Post 193.

In Trinidad, if you are an Indian woman, and you don’t like doubles, curry, Bollywood films, pepper or big river limes with rum and loud chutney-soca music, you don’t practice any religion, lack all deference to patriarchal authority, and you made a Dougla baby with an Afro-Trinidadian man who is a DJ, not even a doctor or lawyer, people of all ethnicities often openly and genuinely ask, ‘What kind of Indian are you?’

It’s understandable. I’ve been asking myself this question since 1995, when I returned to live in Trinidad from an adolescence spent in Barbados and Canada. Never really feeling like I was a real Indian because I didn’t end up naturally connecting to typical cultural, religious, familial or other kinds of practices and traditions, I used my Mphil thesis to explore how other young women were living Indian femininity at the turn of century. I administered questionnaires to more than eighty Indian girls in four high schools at the foot of the Northern Range, conducted participant-observation in religious and cultural settings, and even became Ms. Mastana Bahar, for the ethnographic experience.
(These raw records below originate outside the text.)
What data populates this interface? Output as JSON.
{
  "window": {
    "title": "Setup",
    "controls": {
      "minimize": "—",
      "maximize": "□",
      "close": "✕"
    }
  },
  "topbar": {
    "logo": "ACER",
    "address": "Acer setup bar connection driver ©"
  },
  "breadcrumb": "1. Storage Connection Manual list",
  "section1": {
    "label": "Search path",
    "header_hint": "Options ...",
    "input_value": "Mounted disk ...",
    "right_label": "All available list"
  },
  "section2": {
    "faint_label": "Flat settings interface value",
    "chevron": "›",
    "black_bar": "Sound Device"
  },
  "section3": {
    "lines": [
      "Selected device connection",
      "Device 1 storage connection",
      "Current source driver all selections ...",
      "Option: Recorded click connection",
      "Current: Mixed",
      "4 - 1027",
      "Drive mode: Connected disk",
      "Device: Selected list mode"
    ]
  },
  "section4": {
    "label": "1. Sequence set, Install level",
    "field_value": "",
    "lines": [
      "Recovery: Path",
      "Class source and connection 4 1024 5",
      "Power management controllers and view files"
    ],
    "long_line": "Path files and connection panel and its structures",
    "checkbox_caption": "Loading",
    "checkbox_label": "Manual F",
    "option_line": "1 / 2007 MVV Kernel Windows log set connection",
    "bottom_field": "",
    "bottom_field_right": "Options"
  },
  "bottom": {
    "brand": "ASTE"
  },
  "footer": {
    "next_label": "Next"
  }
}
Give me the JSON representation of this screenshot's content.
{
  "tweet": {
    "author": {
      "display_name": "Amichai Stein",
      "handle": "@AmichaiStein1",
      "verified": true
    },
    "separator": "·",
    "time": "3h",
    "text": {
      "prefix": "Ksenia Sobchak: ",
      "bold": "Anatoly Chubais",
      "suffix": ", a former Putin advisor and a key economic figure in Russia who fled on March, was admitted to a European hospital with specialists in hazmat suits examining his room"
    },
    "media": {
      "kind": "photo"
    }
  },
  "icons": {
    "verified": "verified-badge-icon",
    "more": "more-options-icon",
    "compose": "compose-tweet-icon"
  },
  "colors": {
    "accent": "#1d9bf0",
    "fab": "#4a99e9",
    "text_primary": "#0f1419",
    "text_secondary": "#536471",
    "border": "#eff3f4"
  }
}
I learned a lot about young Indian womanhood, but it didn’t make me feel more authentic. Eventually, I stopped wondering, taken up with feminist movement-building, LGBT rights, environmental concerns, rapso, general irreverence to the state and status quo, and continued research on Indo-Trinidadian Muslim women, mas makers and women in politics. Increasingly confident about what it meant to be Indian for myself, inside I still doubted that my criteria would be approved if nice Muslim or pious Hindu women, or Indian men, saw below my appearance and respectable surface.

Then Ziya was born. It took me until this month to realize this, but I became Indian at that moment in 2010. No matter how little I felt I fit expectations, as a Dougla, Ziya was so much more disavowed, her belonging to Indianness so much more complicated because of her mixed hair, her African features, and her lack of cultural and biological belonging to either Indian or African identities.

In comparison to her, I was not only Indian, my body was a privileged representation. I would always be read as an Indian woman, even if I wasn’t the approved kind. Would she ever be accepted as negotiating and articulating her own experience of Indian womanhood in the Caribbean? Like many Douglas, would she end up identifying only as mixed or African, not also as Indian, disconnecting from part of herself and all of me?

That is the last thing I want. I had chosen aspects of Indianness for myself, as Indian women do, investing in family history, wearing shalwars to work rather than on assigned national days, ritualizing wedding mehindi on my anniversaries, wearing silver bracelets as symbolic reminders of how once indentured women invested jewelry with their own multiple meanings.

Yet, when Zi was born, making sure that she grew up knowing that she should be able to claim Indianness as much as me, on terms not set by religion, tradition, myths of racial purity or male authority, became so much more important. For four years, I’ve been thinking about Indo-Caribbean feminisms, and it only just occurred to me why.

Now Indian, what does that mean for my politics, and my commitment to cross-race and cross-class solidarities, particularly among women? What does it mean to be Indian, feminist and Caribbean? And, what are my responsibilities for ensuring that Indianness can be claimed just as much by descendents such as Ziya?

Now, when people respond to my writing on Indo-Caribbean feminisms by pressing, why not just be Caribbean, why you want to make being Indian matter, I quietly wonder if they see the body I live in, and if they yet understand that we all have a right to explore the particularities of our experience.

I quietly imagine how different Ziya’s experience of her body, as also Indian, will be from mine.

I take notes in my head about how much more there is to learn about Indian women, whether mixed or in mixed relationships, lesbians, mothers, panditas, feminists or hijabistas, as we reflect on the combination of personal, intellectual and political in our contemporary selves and life-long journeys.